6. İleocekal kapak sorunları

►İleocekal kapak besinlerin kalın bağırsaktan incebağırsağa geri kaçmasını önleyen ve tek yöne açılan bir kapaktır. Ama kalınbağırsak basıncı arttığında (yeteri kadar sindirilmeyen gıdalar fermantasyonla bağırsak basıncını arttırır) ileocekal kapak geri açılacak ve incebağırsakta bakteri fazlalaşması oluşacak; çünkü kalınbağırsaktaki bakteriler ince bağırsağa geçecek.

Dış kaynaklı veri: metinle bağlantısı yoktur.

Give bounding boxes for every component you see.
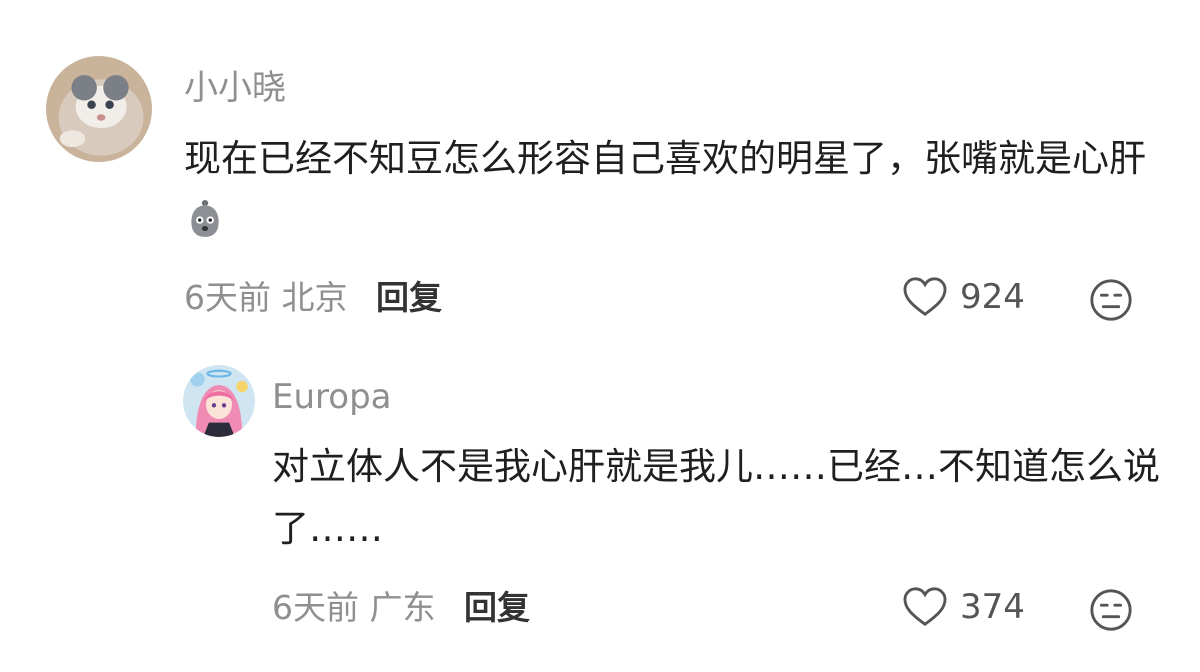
like-button[interactable]: 924 xyxy=(902,276,1025,318)
username[interactable]: 小小晓 xyxy=(184,68,286,108)
comment-text-body: 对立体人不是我心肝就是我儿……已经…不知道怎么说了…… xyxy=(272,445,1160,550)
comment-text: 现在已经不知豆怎么形容自己喜欢的明星了，张嘴就是心肝 xyxy=(184,128,1164,252)
username[interactable]: Europa xyxy=(272,377,391,417)
avatar[interactable] xyxy=(46,56,152,162)
cat-avatar-icon xyxy=(46,56,152,162)
comment-location: 北京 xyxy=(281,278,348,317)
comment-meta: 6天前 北京 回复 xyxy=(184,278,442,318)
comment-time: 6天前 xyxy=(184,278,271,317)
meh-face-icon xyxy=(1090,589,1132,631)
heart-icon xyxy=(903,587,947,626)
anime-girl-avatar-icon xyxy=(183,365,255,437)
like-count: 374 xyxy=(960,587,1025,627)
dislike-button[interactable] xyxy=(1088,587,1134,633)
reply-button[interactable]: 回复 xyxy=(464,588,530,627)
comment-text: 对立体人不是我心肝就是我儿……已经…不知道怎么说了…… xyxy=(272,436,1172,560)
comment-meta: 6天前 广东 回复 xyxy=(272,588,530,628)
avatar[interactable] xyxy=(183,365,255,437)
dislike-button[interactable] xyxy=(1088,277,1134,323)
bag-face-emoji-icon xyxy=(184,197,226,239)
comment-location: 广东 xyxy=(369,588,436,627)
comment-text-body: 现在已经不知豆怎么形容自己喜欢的明星了，张嘴就是心肝 xyxy=(184,137,1146,180)
like-button[interactable]: 374 xyxy=(902,586,1025,628)
like-count: 924 xyxy=(960,277,1025,317)
meh-face-icon xyxy=(1090,279,1132,321)
heart-icon xyxy=(903,277,947,316)
comment-time: 6天前 xyxy=(272,588,359,627)
reply-button[interactable]: 回复 xyxy=(376,278,442,317)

***İmmün yanıtın bozulmasının da SIBO’ya neden olduğu ile alakalı çok çalışma var ama ben burada gene bir paradokstan bahsedeceğim. Çünkü incebağırsakta bakteri fazlalaşması bağırsakta inflamasyona neden olmakta ve bu da incebağırsak lumeninde tahribata neden olmaktadır (özellikle de toksin salgılayarak bağırsak duvarına zarar veren bakteriler, klebsiella gibi toksik mukopolisakkarit salgılayan bakteriler). Bozulan bağırsak lumeninin immün yanıtı da bozulmaktadır. Bunun tam tersi olarak bağırsağın immün yanıtı bozulduğunda da incebağırsakta fazla bakteri üremesine engel olunamamaktadır. Burada yumurta mı tavuktan çıkar yoksa tavuk mu yumurtadan çıkar gibi bir durum oluşmaktadır.

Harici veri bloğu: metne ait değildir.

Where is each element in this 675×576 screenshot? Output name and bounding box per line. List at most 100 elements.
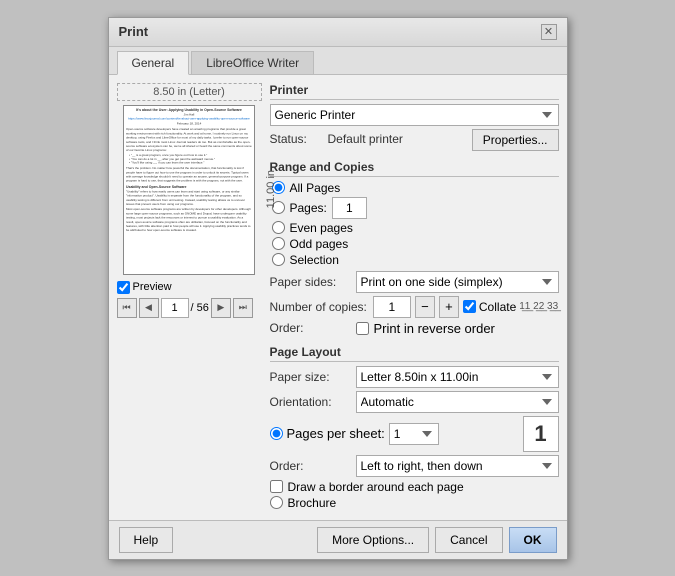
preview-doc-text: Open-source software developers have cre…: [126, 127, 252, 152]
border-checkbox[interactable]: [270, 480, 283, 493]
dialog-body: 8.50 in (Letter) It's about the User: Ap…: [109, 75, 567, 520]
preview-bullets: • "__ is a great program, once you figur…: [129, 153, 252, 165]
selection-row: Selection: [272, 253, 559, 267]
range-section: Range and Copies All Pages Pages: Even p…: [270, 160, 559, 339]
all-pages-row: All Pages: [272, 181, 559, 195]
reverse-order-checkbox[interactable]: [356, 322, 369, 335]
nav-prev-button[interactable]: ◀: [139, 298, 159, 318]
odd-pages-row: Odd pages: [272, 237, 559, 251]
paper-size-label: Paper size:: [270, 370, 350, 384]
preview-checkbox-row: Preview: [117, 281, 262, 294]
brochure-row: Brochure: [270, 496, 559, 510]
printer-row: Generic Printer: [270, 104, 559, 126]
collate-checkbox[interactable]: [463, 300, 476, 313]
orientation-label: Orientation:: [270, 395, 350, 409]
tabs-bar: General LibreOffice Writer: [109, 47, 567, 75]
pages-row: Pages:: [272, 197, 559, 219]
printer-select[interactable]: Generic Printer: [270, 104, 559, 126]
dialog-title: Print: [119, 24, 149, 39]
status-row: Status: Default printer: [270, 132, 403, 146]
preview-doc-text4: Most open-source software programs are w…: [126, 207, 252, 232]
layout-order-row: Order: Left to right, then down: [270, 455, 559, 477]
layout-order-label: Order:: [270, 459, 350, 473]
bottom-bar: Help More Options... Cancel OK: [109, 520, 567, 559]
paper-size-select[interactable]: Letter 8.50in x 11.00in: [356, 366, 559, 388]
bottom-left: Help: [119, 527, 174, 553]
reverse-order-label: Print in reverse order: [374, 321, 495, 336]
order-row: Order: Print in reverse order: [270, 321, 559, 336]
pages-preview-box: 1: [523, 416, 559, 452]
close-button[interactable]: ✕: [541, 24, 557, 40]
pages-sheet-label: Pages per sheet:: [287, 426, 385, 441]
copies-plus-button[interactable]: +: [439, 296, 459, 318]
orientation-select[interactable]: Automatic: [356, 391, 559, 413]
preview-doc-link: https://www.linuxjournal.com/content/its…: [126, 117, 252, 121]
nav-first-button[interactable]: ⏮: [117, 298, 137, 318]
preview-checkbox-label: Preview: [133, 281, 172, 293]
nav-total-label: / 56: [191, 302, 209, 314]
preview-controls: Preview ⏮ ◀ / 56 ▶ ⏭: [117, 281, 262, 318]
order-label: Order:: [270, 321, 350, 335]
layout-section-header: Page Layout: [270, 345, 559, 362]
preview-checkbox[interactable]: [117, 281, 130, 294]
even-pages-row: Even pages: [272, 221, 559, 235]
border-label: Draw a border around each page: [288, 480, 464, 494]
preview-section-header: Usability and Open-Source Software: [126, 184, 252, 189]
status-value: Default printer: [328, 132, 403, 146]
bottom-right: More Options... Cancel OK: [317, 527, 556, 553]
help-button[interactable]: Help: [119, 527, 174, 553]
copies-label: Number of copies:: [270, 300, 367, 314]
pages-label: Pages:: [290, 201, 327, 215]
paper-sides-label: Paper sides:: [270, 275, 350, 289]
layout-order-select[interactable]: Left to right, then down: [356, 455, 559, 477]
page-size-right-label: 11.00 in: [265, 170, 277, 208]
pages-input[interactable]: [332, 197, 367, 219]
printer-status-row: Status: Default printer Properties...: [270, 129, 559, 151]
all-pages-label: All Pages: [290, 181, 341, 195]
preview-doc-text2: That's the problem. No matter how powerf…: [126, 166, 252, 183]
paper-sides-select[interactable]: Print on one side (simplex): [356, 271, 559, 293]
printer-section: Printer Generic Printer Status: Default …: [270, 83, 559, 154]
border-row: Draw a border around each page: [270, 480, 559, 494]
preview-doc-date: February 18, 2014: [126, 122, 252, 126]
collate-label: Collate 1̲1̲ 2̲2̲ 3̲3̲: [463, 300, 558, 314]
settings-panel: Printer Generic Printer Status: Default …: [270, 83, 559, 512]
tab-general[interactable]: General: [117, 51, 190, 75]
preview-wrapper: It's about the User: Applying Usability …: [123, 105, 255, 275]
nav-next-button[interactable]: ▶: [211, 298, 231, 318]
page-preview-inner: It's about the User: Applying Usability …: [124, 106, 254, 235]
title-bar: Print ✕: [109, 18, 567, 47]
preview-nav: ⏮ ◀ / 56 ▶ ⏭: [117, 298, 262, 318]
preview-doc-text3: "Usability" refers to how easily users c…: [126, 189, 252, 206]
range-section-header: Range and Copies: [270, 160, 559, 177]
copies-row: Number of copies: − + Collate 1̲1̲ 2̲2̲ …: [270, 296, 559, 318]
page-size-right-wrapper: 11.00 in: [265, 105, 277, 275]
brochure-label: Brochure: [288, 496, 337, 510]
copies-input[interactable]: [373, 296, 411, 318]
properties-button[interactable]: Properties...: [472, 129, 559, 151]
pages-sheet-container: Pages per sheet: 1: [270, 423, 517, 445]
nav-last-button[interactable]: ⏭: [233, 298, 253, 318]
pages-sheet-radio[interactable]: [270, 427, 283, 440]
selection-label: Selection: [290, 253, 339, 267]
preview-panel: 8.50 in (Letter) It's about the User: Ap…: [117, 83, 262, 512]
more-options-button[interactable]: More Options...: [317, 527, 429, 553]
nav-page-input[interactable]: [161, 298, 189, 318]
ok-button[interactable]: OK: [509, 527, 557, 553]
paper-sides-row: Paper sides: Print on one side (simplex): [270, 271, 559, 293]
printer-section-header: Printer: [270, 83, 559, 100]
pages-sheet-select[interactable]: 1: [389, 423, 439, 445]
cancel-button[interactable]: Cancel: [435, 527, 502, 553]
page-preview: It's about the User: Applying Usability …: [123, 105, 255, 275]
preview-doc-title: It's about the User: Applying Usability …: [126, 108, 252, 113]
collate-icon: 1̲1̲ 2̲2̲ 3̲3̲: [519, 301, 558, 312]
range-radio-group: All Pages Pages: Even pages Odd pages: [270, 181, 559, 267]
copies-minus-button[interactable]: −: [415, 296, 435, 318]
brochure-radio[interactable]: [270, 496, 283, 509]
pages-preview-number: 1: [534, 421, 546, 447]
print-dialog: Print ✕ General LibreOffice Writer 8.50 …: [108, 17, 568, 560]
preview-doc-author: Jim Hall: [126, 113, 252, 117]
copies-controls: − + Collate 1̲1̲ 2̲2̲ 3̲3̲: [373, 296, 558, 318]
odd-pages-label: Odd pages: [290, 237, 349, 251]
tab-libreoffice-writer[interactable]: LibreOffice Writer: [191, 51, 314, 74]
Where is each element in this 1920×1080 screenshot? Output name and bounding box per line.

Otoimmün yanıtın baskın olduğu bir vücutta SIBO oluşma olasılığı yüksektir.

SIBO ile Sıkı Bağlantılı Olan Hastalıklar

  • IBS
  • Leaky Gut
  • Hashimato
  • Chron
  • Ulseratif Kolit
  • Çölyak
  • SLE’dir.

7. Pankreas ve safra sıvılarının azalması da SİBO’yu tetiklemektedir (pankreas ve safra hastalıkları).

Evet, o kadar anlattık tek tek altta yatan mekanizmaları…

Peki ne yapacağız?

1-Önce altta yatan nedenleri tespit edeceğiz. Neden ne ise onu direkt düzelteceğiz.
2-Vitamin ve mineral eksiklerini yerine koyacağız (hem eksikleri tamamlamak için çünkü bağırsak emilimi bozuk olacağı için ciddi eksiklikler olabilir, hem de arınma mekanizması için ihtiyacımız olduğundan, bağışıklığı arttırmak için)
3-İntoleranslara göre diyeti düzenleyeceğiz (biofeedback ile bakıyoruz-ya da kan tahlili ile)
4-Fermente gıdaları keseceğiz (çünkü SİBO’da zaten kalınbağırsakta oluşan fazla fermantasyon ve gaz basıncı vardır, ayrıca mayalı gıdaların oluşturacağı pH dengesini ve daha fazla bakteri istemeyiz)
5-Kemik suyu kesilmesi (histamin yüksekliğinden dolayı, lenfatik sistemi tıkamasından dolayı, içerdiği protein bileşiklerine immün sistemin yanıt vermesinden dolayı kesilir)
6-Bağırsak lümenini onaracak tedaviler uygulayacağız (beslenme, fitoterapi, glutamin vs.)
7-Mide asidini düzenleyeceğiz (Bknz: mide sindirimi için öneriler ve mide kuralları postu)
8-Gerekli mekanizmalar düzenlendikten sonra, bağırsak temizlendikten sonra bazı vakalarda uygun probiyotik desteği (çok dikkat)
9-Hareket berekettir (MMC için düzenli egzersiz)
10-Bazı vakalarda iyot (gerekli mekanizmalar ayarlandıktan sonra)
11-Patojen bakteriler için fitoterapik destekler
►Karaciğer detoksu
►Lenfatik çalıştırılması
►Az yağlı beslenme
SIBO tedavisi zaman ve önem gerektirir. Bütüncül bakan bir hekim kontrolünde olmalıdır.